Girardi, since he first appeared in an NHL rink Jan. 27, 2007, has played a leaguehigh 743 games. He has missed four. Four. McDonagh, five years younger than Girardi and still getting better, leads all NHL defensemen in scoring since the middle of the second round of playoffs in 2014, with more road points and road assists than any NHL player over that stretch.

Then you have Staal, Dan Boyle, Matt Hunwick and Keith Yandle, who led all NHL defensemen in assists in the regular season.

“They have good depth; they’re good when we turn the puck over [and] give them their opportunit­y,” Penguins defenseman Paul Martin said. “They’ve taken everything that we’ve given them, but we haven’t given them much.”

That’s the stone truth, but another is that the Rangers have given the Penguins even less.

This is a Penguins team that got itself outshot five times in a row only once across the 82-game regular season, but has been outshot in all four games of this Eastern Conference quarterfin­al.

It’s a Penguins team that has been able to score just once six times in its past 10 games, and should it exit with only one goal tonight, will have erected a virtual picket fence of goal production across the final three playoff games of a year ago and the final three playoff games this year: 1-1-1-1-1-1.

I don’t know New York coach Alain Vigneault’s favorite movie, but wouldn’t it be “Once.”

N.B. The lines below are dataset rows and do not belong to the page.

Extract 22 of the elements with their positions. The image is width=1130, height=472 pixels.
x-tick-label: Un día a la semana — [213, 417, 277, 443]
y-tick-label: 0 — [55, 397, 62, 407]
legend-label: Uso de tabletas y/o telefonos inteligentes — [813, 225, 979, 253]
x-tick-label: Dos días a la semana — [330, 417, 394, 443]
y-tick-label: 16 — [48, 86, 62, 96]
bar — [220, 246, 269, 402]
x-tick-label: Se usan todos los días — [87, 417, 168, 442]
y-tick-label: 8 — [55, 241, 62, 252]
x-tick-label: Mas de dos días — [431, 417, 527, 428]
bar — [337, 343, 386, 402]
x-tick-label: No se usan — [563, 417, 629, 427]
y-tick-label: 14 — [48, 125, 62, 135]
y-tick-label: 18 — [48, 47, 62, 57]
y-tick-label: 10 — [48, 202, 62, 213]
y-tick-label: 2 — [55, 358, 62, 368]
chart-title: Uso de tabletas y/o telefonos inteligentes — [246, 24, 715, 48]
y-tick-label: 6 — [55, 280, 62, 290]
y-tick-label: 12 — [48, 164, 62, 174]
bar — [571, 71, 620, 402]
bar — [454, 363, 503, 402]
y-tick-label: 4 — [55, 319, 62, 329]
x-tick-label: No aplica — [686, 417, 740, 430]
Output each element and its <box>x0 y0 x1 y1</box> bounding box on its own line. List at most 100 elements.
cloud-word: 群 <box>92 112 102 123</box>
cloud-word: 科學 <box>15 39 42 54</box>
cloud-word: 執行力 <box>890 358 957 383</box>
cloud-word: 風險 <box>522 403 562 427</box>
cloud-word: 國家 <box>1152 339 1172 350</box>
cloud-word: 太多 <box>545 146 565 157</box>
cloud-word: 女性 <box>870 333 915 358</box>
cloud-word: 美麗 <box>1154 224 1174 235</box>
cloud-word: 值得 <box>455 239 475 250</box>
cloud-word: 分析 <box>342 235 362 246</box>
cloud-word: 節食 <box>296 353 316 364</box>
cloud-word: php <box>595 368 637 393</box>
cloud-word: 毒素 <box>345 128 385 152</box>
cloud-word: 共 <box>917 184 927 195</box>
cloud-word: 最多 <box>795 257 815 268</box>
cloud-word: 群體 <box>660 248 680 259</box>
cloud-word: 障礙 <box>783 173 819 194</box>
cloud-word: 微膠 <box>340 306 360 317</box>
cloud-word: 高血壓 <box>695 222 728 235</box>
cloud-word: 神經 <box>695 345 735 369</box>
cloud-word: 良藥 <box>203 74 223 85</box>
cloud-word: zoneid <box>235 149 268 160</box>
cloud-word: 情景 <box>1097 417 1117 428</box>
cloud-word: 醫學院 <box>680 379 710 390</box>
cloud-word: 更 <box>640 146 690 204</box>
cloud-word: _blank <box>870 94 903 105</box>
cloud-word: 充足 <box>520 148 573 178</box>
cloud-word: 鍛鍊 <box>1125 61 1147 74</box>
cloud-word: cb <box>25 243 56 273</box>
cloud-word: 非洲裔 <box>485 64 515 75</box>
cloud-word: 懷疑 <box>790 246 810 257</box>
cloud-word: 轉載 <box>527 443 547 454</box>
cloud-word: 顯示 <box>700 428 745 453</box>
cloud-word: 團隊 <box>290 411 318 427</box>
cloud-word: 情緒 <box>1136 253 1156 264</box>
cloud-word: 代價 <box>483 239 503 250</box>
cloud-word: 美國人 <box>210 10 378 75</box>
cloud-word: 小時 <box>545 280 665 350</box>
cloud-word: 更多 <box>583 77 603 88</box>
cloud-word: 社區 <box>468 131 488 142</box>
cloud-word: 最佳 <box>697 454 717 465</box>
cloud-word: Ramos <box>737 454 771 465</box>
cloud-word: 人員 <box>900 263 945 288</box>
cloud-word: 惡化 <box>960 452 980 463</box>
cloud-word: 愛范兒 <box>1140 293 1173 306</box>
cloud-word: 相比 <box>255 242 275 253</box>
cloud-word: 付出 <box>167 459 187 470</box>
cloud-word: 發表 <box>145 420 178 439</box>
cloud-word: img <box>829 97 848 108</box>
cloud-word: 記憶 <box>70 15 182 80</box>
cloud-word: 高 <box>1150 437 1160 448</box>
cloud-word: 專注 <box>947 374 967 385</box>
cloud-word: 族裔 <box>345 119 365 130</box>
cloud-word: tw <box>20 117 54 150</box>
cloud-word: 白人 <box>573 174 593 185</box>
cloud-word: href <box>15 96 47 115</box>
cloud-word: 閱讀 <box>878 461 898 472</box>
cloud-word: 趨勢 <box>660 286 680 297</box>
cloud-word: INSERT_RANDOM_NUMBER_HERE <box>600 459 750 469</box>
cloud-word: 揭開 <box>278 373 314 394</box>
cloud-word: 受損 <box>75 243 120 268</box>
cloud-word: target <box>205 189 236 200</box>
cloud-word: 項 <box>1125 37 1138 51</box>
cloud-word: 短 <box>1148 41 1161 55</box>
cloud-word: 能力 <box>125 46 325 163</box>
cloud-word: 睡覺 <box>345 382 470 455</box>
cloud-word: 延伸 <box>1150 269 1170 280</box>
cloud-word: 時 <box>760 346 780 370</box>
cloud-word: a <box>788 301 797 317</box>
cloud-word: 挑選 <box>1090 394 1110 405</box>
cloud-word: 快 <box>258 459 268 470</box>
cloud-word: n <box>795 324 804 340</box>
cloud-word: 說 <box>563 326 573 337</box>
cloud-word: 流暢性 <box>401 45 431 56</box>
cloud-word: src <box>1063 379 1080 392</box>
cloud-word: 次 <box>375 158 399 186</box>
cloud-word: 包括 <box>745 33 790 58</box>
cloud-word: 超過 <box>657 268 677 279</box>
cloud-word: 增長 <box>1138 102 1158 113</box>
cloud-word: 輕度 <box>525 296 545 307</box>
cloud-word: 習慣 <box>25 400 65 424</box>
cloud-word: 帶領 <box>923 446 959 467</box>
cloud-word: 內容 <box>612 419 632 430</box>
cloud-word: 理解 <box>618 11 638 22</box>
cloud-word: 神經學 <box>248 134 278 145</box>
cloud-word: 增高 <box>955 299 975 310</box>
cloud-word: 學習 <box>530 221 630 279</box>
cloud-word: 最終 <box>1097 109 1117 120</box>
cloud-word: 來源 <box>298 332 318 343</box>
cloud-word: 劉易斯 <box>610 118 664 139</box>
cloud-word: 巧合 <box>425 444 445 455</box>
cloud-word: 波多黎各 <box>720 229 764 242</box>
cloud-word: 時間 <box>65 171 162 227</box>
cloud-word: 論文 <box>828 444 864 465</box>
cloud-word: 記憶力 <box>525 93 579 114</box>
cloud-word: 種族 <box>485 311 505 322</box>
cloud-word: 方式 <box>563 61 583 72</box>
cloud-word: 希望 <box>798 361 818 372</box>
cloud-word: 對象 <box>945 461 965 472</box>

“The great news for us we don’t have to change a whole lot,” Sidney Crosby said.

“It’s not like we have to scramble and make adjustment­s and change of lot of things. We’ve done a lot of good things. We just have to find a way to get a win and get home.”

That seemed to be the subtext Thursday, the notion that the difference in quality of performanc­e in this series is better reflected in the four, one-goal games than in New York’s 3-1 lead. It’s not as if the Rangers, for all of their defensive brilliance, have dominated anybody.

“If you look at the series, both teams have played similarly in a lot of ways,” Johnston said. “Our back pressure is really good; their back pressure is really good. It’s hard to generate scoring chances. You really have to work for your scoring chances. The chances in this series, as I watch other games around the league, are probably a little bit lower. Both teams are playing good defensivel­y and I don’t think either of us wants to break that mold.

“From our perspectiv­e, we need that extra goal. We want to come out on the other side, for sure. It’s in trying to find that couple of things we can do better offensivel­y. We still want to play the same way. Our forecheck was really good [in Game 4]. We got some good hits. I liked our defensive-zone coverage. We were minimizing shots. We were minimizing opportunit­ies. But we need to create four to five more opportunit­ies. Maybe draw that extra power play, those types of things. Because we do need four to five more scoring chances to get a goal.”

Crosby had more goals by himself in Game 2 than the Penguins had in any other game.

The Captain plays his 100th career playoff game tonight in Gotham. Perhaps, he’ll celebrate with another pair.

Evgeni Malkin played his 100th career playoff game Wednesday night. There was no celebratio­n as Geno fired nary a shot.

But those aren’t exactly things that should be contemplat­ed while walking along that ledge.